Алексей чуть жалобно взглянул на Маркова и вновь сделал строгое и внимательное лицо...

     Если быть точным, то неделю тому назад нашёл француженку не он, Иванов, а прапорщик Федотов. После очередного «наступательного движения» в каждой роте выделили по четыре человека в помощь для сопровождения и доставки раненых. Сапёрная команда тоже не осталась в стороне, и сразу, с началом затишья, стали вывозить в тыл тех, кому полковой доктор помочь не мог.
     Солдаты из роты Федотова хозяйственно прошлись по ближайшим окрестностям в поисках что-либо полезного для полкового быта. Решили оторвать доски с разбитого вагона. Там-то они и нашли эту троицу. Раненых устроили уже в тамбуре одного из вагонов санитарного поезда, других мест не было. А женщину в грязной и окровавленной одежде сестры милосердия Федотов под руку притащил к Иванову.
     – Господин подпоручик, – обратился он с Иванову, лихо козырнув, – может, вы её разговорите? Ни черта не понимаю, что она тут лопочет! Ранена аль нет?

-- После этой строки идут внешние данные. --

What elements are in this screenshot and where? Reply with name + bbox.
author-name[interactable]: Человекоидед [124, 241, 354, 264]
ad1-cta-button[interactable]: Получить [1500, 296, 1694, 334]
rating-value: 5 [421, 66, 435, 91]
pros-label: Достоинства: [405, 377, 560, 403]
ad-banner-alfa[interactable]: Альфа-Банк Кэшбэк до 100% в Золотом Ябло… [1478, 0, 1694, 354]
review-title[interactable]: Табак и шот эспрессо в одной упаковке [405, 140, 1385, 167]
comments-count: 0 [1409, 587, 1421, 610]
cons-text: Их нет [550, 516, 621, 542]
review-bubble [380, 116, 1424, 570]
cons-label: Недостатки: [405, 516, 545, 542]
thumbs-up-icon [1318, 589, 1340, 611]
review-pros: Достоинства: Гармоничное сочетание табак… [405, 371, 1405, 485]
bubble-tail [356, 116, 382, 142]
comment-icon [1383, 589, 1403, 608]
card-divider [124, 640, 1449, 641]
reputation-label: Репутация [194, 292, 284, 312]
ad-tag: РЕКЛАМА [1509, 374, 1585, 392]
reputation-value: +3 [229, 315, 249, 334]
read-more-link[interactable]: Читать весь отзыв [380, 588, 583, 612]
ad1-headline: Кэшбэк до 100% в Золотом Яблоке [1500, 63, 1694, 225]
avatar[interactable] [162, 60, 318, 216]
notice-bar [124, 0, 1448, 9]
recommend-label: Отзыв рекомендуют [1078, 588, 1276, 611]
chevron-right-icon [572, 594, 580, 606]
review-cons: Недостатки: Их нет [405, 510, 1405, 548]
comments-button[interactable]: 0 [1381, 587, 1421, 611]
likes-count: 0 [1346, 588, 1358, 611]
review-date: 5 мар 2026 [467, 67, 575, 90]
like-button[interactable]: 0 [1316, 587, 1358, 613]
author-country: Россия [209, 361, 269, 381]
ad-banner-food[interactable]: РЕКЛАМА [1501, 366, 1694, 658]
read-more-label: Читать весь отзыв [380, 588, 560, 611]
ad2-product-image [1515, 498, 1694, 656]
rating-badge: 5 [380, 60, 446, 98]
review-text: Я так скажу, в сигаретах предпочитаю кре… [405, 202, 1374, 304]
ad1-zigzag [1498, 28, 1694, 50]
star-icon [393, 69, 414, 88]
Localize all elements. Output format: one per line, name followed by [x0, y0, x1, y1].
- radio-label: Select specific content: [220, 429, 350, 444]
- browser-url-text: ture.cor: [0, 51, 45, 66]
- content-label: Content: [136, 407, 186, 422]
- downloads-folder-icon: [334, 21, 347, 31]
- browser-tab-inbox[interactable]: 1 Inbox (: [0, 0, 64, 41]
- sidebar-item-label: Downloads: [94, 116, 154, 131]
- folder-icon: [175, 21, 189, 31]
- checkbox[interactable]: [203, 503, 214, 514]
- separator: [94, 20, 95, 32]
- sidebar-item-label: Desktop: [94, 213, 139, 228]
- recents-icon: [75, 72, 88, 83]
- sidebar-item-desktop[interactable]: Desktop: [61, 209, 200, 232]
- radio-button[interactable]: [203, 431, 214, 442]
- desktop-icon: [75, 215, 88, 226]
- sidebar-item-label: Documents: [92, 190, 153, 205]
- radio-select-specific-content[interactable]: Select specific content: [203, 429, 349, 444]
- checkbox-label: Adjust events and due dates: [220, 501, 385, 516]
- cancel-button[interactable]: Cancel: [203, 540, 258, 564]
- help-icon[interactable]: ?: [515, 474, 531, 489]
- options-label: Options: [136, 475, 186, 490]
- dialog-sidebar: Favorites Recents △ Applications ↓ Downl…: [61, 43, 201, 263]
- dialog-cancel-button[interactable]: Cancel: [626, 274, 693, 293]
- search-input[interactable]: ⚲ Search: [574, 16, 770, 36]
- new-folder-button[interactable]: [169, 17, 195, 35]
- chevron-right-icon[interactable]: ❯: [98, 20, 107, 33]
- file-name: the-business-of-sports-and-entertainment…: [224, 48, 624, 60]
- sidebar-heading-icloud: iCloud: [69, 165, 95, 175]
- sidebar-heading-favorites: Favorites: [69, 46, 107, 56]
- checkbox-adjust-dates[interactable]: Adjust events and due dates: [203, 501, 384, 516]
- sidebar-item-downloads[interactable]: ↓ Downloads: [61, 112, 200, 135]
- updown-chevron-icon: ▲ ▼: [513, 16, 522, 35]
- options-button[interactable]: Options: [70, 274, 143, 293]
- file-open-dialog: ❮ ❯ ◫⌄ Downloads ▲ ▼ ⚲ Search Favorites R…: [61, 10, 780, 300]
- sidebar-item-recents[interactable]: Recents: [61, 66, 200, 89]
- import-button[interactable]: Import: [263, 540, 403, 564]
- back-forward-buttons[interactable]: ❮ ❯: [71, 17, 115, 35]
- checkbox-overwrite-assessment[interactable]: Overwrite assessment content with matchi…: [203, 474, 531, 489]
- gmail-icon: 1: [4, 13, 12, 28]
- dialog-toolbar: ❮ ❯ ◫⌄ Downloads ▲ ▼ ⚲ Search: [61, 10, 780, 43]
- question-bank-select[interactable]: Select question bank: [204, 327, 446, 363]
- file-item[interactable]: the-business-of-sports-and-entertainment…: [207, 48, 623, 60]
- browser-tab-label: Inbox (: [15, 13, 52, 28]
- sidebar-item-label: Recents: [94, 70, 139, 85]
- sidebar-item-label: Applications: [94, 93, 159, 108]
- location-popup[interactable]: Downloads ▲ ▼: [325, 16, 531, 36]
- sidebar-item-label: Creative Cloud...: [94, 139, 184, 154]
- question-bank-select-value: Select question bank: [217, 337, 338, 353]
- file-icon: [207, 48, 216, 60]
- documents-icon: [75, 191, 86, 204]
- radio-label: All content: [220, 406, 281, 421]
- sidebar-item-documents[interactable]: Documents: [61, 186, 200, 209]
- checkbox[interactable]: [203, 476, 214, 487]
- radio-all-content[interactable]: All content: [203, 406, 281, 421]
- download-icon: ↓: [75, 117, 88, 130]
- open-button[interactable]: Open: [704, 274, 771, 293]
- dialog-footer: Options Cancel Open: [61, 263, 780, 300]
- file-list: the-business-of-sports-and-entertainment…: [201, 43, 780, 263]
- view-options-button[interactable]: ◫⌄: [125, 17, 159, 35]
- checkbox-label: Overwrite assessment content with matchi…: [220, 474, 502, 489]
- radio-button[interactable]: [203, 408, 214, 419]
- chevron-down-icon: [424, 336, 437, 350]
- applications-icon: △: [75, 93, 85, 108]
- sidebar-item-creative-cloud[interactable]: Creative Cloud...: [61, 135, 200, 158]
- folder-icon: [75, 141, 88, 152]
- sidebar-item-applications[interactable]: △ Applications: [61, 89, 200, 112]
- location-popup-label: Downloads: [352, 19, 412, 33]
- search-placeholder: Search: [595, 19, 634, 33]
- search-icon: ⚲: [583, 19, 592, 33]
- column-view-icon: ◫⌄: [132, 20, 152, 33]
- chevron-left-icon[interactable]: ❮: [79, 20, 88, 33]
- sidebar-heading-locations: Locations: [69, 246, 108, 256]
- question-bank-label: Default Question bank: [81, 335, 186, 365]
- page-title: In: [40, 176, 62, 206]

     В Алёшином полку Федотов пребывал всего две недели, с конца августа. Но воевать начал нижним чином с августа 1914-го и уже дважды был ранен и потому к врачам и сёстрам милосердия относился трепетно.
     Алексей тоже не сразу понял, о чём твердила девушка. Она произносила слова немного странно, не совсем по-французски. Видимо, какой-то диалект. Через некоторое время он с трудом, но разобрал, что вперемежку с рассказом о случившемся она просила во что-нибудь переодеться и одновременно благодарила за спасение.
     Тщательно выговаривая слова, Алексей спросил об имени и не ранена ли она. Всё той же скороговоркой девица проговорила своё длинное имя. Потом наконец-то взглянула на подпоручика Иванова и, протянув грязную, в запёкшейся крови руку, произнесла, остановив, наконец, поток неразборчивых слов:
     – Annie, Annie Beauvau. Je ne suis pas bless;e.
     – Её зовут Анни Бово, говорит, что не ранена, – перевёл Алексей для прапорщика.
     Алексей назвался сам и представил Федотова. Француженка с удивлением посмотрела на прапорщика, будто только что осознала, что кто-то поддерживает её под локоть.
     – Надо бы её в лазарет проводить, – предложил Алексей Федотову, –говорит, что не ранена, но там пусть посмотрят. Умыться ей надо и переодеться, вся форма в крови.
     Прапорщик кивнул. Так и не отпуская локоть, потащил сестру милосердия в сторону лазарета, уговаривая и используя весь свой иностранный словарный запас:
     – Kommen, gehen, мамзель.
     Девушка испуганно посмотрела на Иванова и заупрямилась.
     – Ne vous inqui;tez pas, l'officier vous emm;ne ; l'h;pital, il vous aidera, – быстро успокоил её Алексей и добавил уже для Федотова: – Я сказал, что вы ведёте её в лазарет, и ей там помогут. Вы только не задерживайтесь, нам ещё несколько ходок придётся сделать.
     Федотов кивнул и ускорил шаг, мадмуазель Бово пришлось почти бежать рядом ним.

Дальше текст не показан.